A number of its new motherboards are “mechanically incompatible” with popular Noctua coolers.
Asus is one of the closest partners of cooling specialist Noctua. Before the acclaimed Asus GeForce RTX 3070 Noctua Edition OC was launched, the two firms had a history of collaboration on shared technologies in a less overt manner. Therefore, it is with some surprise, that while browsing the recently-published Noctua Compatibility Centre updates featuring Intel LGA 1700 Z690 motherboards, that Asus is the firm with the most issues, by far.
If you wander over to the aforementioned Noctua resource pages and check out LGA1700 compatibility for the popular NH-D15, you will find that seven of Asus’s new crop of ADL-S-compatible motherboards are affected by “mechanically incompatible” issues or worse. For perspective, Asus launched 19 new Z690 motherboards last week. Other Z690 motherboard vendors like MSI and Gigabyte seem unaffected, with ASRock being the only other brand with an issue on one of its boards in this instance.
We checked out the same results, but filtered for the popular NH-U12A, and saw a very similar list of Asus boards with compatibility problems. A similar set of reasons seems to be at the crux of the issue – either the cooler is “mechanically incompatible in standard orientation (blowing towards the I/O panel) due to height of the VRM heatsink,” or it is “mechanically incompatible due to height of the VRM heatsink.”
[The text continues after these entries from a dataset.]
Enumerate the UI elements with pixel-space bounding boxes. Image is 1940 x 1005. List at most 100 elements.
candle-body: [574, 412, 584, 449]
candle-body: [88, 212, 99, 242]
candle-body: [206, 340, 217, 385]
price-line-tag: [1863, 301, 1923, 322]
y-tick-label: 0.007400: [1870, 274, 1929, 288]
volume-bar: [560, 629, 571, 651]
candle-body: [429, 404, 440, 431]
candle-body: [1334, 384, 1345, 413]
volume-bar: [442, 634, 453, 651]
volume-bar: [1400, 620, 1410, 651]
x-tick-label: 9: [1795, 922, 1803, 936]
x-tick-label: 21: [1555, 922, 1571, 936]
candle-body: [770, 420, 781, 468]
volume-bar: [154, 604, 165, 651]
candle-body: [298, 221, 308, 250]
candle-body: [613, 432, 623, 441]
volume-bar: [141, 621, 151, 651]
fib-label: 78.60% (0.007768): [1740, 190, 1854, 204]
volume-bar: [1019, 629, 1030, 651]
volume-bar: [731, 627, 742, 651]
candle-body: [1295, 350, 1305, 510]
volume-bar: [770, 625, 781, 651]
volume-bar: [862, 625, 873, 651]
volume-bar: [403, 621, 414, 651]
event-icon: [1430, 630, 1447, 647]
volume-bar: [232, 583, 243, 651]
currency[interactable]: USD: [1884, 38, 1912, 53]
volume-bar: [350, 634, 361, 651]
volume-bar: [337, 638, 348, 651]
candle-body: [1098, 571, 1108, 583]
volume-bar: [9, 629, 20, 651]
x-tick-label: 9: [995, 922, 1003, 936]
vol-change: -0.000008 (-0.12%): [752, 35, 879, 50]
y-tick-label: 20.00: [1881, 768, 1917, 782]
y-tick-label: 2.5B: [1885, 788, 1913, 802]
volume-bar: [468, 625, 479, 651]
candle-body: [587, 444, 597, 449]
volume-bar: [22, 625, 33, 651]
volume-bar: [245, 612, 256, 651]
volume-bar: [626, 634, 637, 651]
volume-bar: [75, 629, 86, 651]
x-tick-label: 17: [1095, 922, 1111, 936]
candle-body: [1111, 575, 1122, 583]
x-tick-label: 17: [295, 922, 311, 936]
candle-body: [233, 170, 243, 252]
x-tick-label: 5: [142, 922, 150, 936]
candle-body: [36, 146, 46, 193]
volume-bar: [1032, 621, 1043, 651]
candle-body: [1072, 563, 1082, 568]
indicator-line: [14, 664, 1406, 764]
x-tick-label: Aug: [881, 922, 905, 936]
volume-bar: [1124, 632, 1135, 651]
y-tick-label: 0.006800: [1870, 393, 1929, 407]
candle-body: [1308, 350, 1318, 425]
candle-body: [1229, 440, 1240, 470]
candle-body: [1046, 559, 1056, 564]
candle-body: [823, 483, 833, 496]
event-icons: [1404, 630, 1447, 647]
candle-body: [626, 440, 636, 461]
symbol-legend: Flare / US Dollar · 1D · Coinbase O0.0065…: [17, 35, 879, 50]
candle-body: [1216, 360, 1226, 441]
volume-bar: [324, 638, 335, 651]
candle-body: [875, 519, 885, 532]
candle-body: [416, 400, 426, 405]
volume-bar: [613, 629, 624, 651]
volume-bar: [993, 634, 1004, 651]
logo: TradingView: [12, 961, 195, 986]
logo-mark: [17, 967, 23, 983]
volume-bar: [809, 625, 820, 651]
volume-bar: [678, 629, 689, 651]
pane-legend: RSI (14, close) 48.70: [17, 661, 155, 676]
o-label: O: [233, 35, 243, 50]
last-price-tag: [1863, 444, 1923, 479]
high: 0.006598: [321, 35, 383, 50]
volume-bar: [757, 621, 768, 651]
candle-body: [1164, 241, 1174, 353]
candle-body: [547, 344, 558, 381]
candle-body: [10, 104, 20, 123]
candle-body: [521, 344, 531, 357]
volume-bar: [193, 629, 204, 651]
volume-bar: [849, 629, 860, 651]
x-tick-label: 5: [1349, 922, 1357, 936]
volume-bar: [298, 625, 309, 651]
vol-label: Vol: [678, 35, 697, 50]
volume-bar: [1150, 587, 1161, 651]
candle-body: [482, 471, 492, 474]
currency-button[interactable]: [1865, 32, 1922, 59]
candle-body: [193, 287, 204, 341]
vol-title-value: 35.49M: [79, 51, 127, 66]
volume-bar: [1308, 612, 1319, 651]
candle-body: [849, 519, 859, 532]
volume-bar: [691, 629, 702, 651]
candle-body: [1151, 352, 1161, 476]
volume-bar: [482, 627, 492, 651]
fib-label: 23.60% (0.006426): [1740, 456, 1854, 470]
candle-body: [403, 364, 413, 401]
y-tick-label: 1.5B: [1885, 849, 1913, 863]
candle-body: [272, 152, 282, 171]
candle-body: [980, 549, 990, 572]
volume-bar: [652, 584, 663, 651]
Tech site WCCF Tech comments that there are certain Asus B660 motherboards that will face the same issues. It also notes that Noctua was one of the first big cooler designers to announce LGA 1700 Alder Lake CPU mounting kits, so it seems amiss that Asus should create such incompatible products. Is it that Asus motherboards are particularly ‘innovative’ in their design, or there were mistakes made here? Either way, please take care if you are planning to move over an existing cooling solution as part of your ADL-S PC platform migration.